Ah, oh well, at least I got to ride in a drop boat. Unfortunately for me, we then had to test the engine and steering were working correctly. This meant scooting around the bay a few times, not the best idea when you’re hungover and swelteringly hot. All I could do was grit my teeth and bear it.
We then hooked the drop boat back onto the davit and jumped on a local’s canoe to the shore. When I got back to the Lucy, I headed straight for the mess and drank my own body-weight in orange cordial. I then took myself back off to bed. I was in the land of nod before I knew it.
DRINNNNNG! DRINNNNNG! DRINNNNNG! DRINNNNNG! DRINNNNNG! DRINNNNNG! DRINNNNNG! DRINNNNNNNNNNNNNNNNNNNNNNNNNNNNNNNNNNNNNNNNNNNNNNNNNG!

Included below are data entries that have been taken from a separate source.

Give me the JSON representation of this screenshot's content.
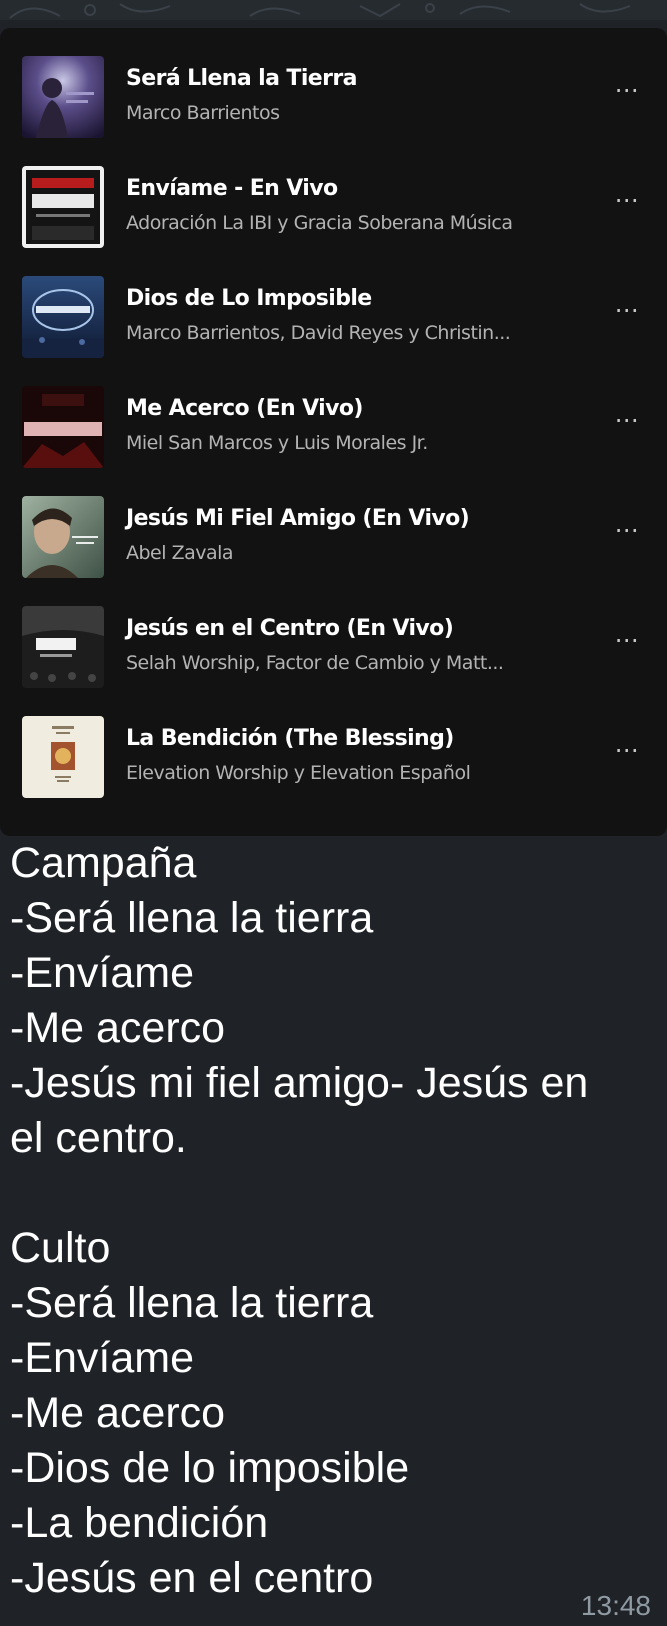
{
  "playlist": {
    "tracks": [
      {
        "title": "Será Llena la Tierra",
        "artist": "Marco Barrientos",
        "cover_icon": "album-cover-man-singing",
        "more_icon": "more-options-icon"
      },
      {
        "title": "Envíame - En Vivo",
        "artist": "Adoración La IBI y Gracia Soberana Música",
        "cover_icon": "album-cover-la-salvacion",
        "cover_text": "LA SALVACIÓN ES DEL SEÑOR",
        "more_icon": "more-options-icon"
      },
      {
        "title": "Dios de Lo Imposible",
        "artist": "Marco Barrientos, David Reyes y Christin...",
        "cover_icon": "album-cover-el-encuentro",
        "more_icon": "more-options-icon"
      },
      {
        "title": "Me Acerco (En Vivo)",
        "artist": "Miel San Marcos y Luis Morales Jr.",
        "cover_icon": "album-cover-pentecostes",
        "cover_text": "PENTECOSTÉS",
        "more_icon": "more-options-icon"
      },
      {
        "title": "Jesús Mi Fiel Amigo (En Vivo)",
        "artist": "Abel Zavala",
        "cover_icon": "album-cover-portrait",
        "more_icon": "more-options-icon"
      },
      {
        "title": "Jesús en el Centro (En Vivo)",
        "artist": "Selah Worship, Factor de Cambio y Matt...",
        "cover_icon": "album-cover-jesus",
        "cover_text": "Jesús",
        "more_icon": "more-options-icon"
      },
      {
        "title": "La Bendición (The Blessing)",
        "artist": "Elevation Worship y Elevation Español",
        "cover_icon": "album-cover-la-bendicion",
        "more_icon": "more-options-icon"
      }
    ]
  },
  "message": {
    "lines": [
      "Campaña",
      "-Será llena la tierra",
      "-Envíame",
      "-Me acerco",
      "-Jesús mi fiel amigo- Jesús en",
      "el centro.",
      "",
      "Culto",
      "-Será llena la tierra",
      "-Envíame",
      "-Me acerco",
      "-Dios de lo imposible",
      "-La bendición",
      "-Jesús en el centro"
    ],
    "timestamp": "13:48"
  },
  "colors": {
    "chat_background": "#1f2327",
    "card_background": "#121212",
    "title": "#ffffff",
    "subtitle": "#b3b3b3",
    "timestamp": "#8f9aa3"
  }
}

Seven short blasts and a long one. It was another drill! I put my shoes back on and headed to the muster station to see what was happening this time. It was now 10.30. Rusi was beaming. “Graham! Get in the drop boat! We’re doing the free-fall this time!”
I wouldn’t have missed this one for the world. Once again, I clambered on board, the last to get in (somewhat heroically, I’m sure). Not everyone needed to be in the boat for the drop test, so everyone but myself, Chief Mate Tarawa, Third Mate Bessey and Engineering Cadet Peter scarpered after the seating drill had been completed.
We were unhooked from the davit and Chief Mate Tarawa had to physically pump the hydraulic release from inside the vessel. It felt a lot like waiting for a rollercoaster to start. Only with a much greater risk of something going horribly wrong. There’s no countdown timer for this – no way of knowing when the hydraulic release is going to give way. One second you’re halfway up a big container ship, the next CHUGACHUGACHUGA you’re speeding backwards down a ramp, then SPLOSH! you hit the water. In less than three seconds, it’s all over.
With a couple of triumphant whoops and woo-hoos, we opened the back of the craft and I climbed out. This time, the trip around the bay felt like a lap of honour.
That night Rusi, Meli, Bessey, Douglas and I headed over to the Noro lodge to down some SolBrews. I think we deserved it.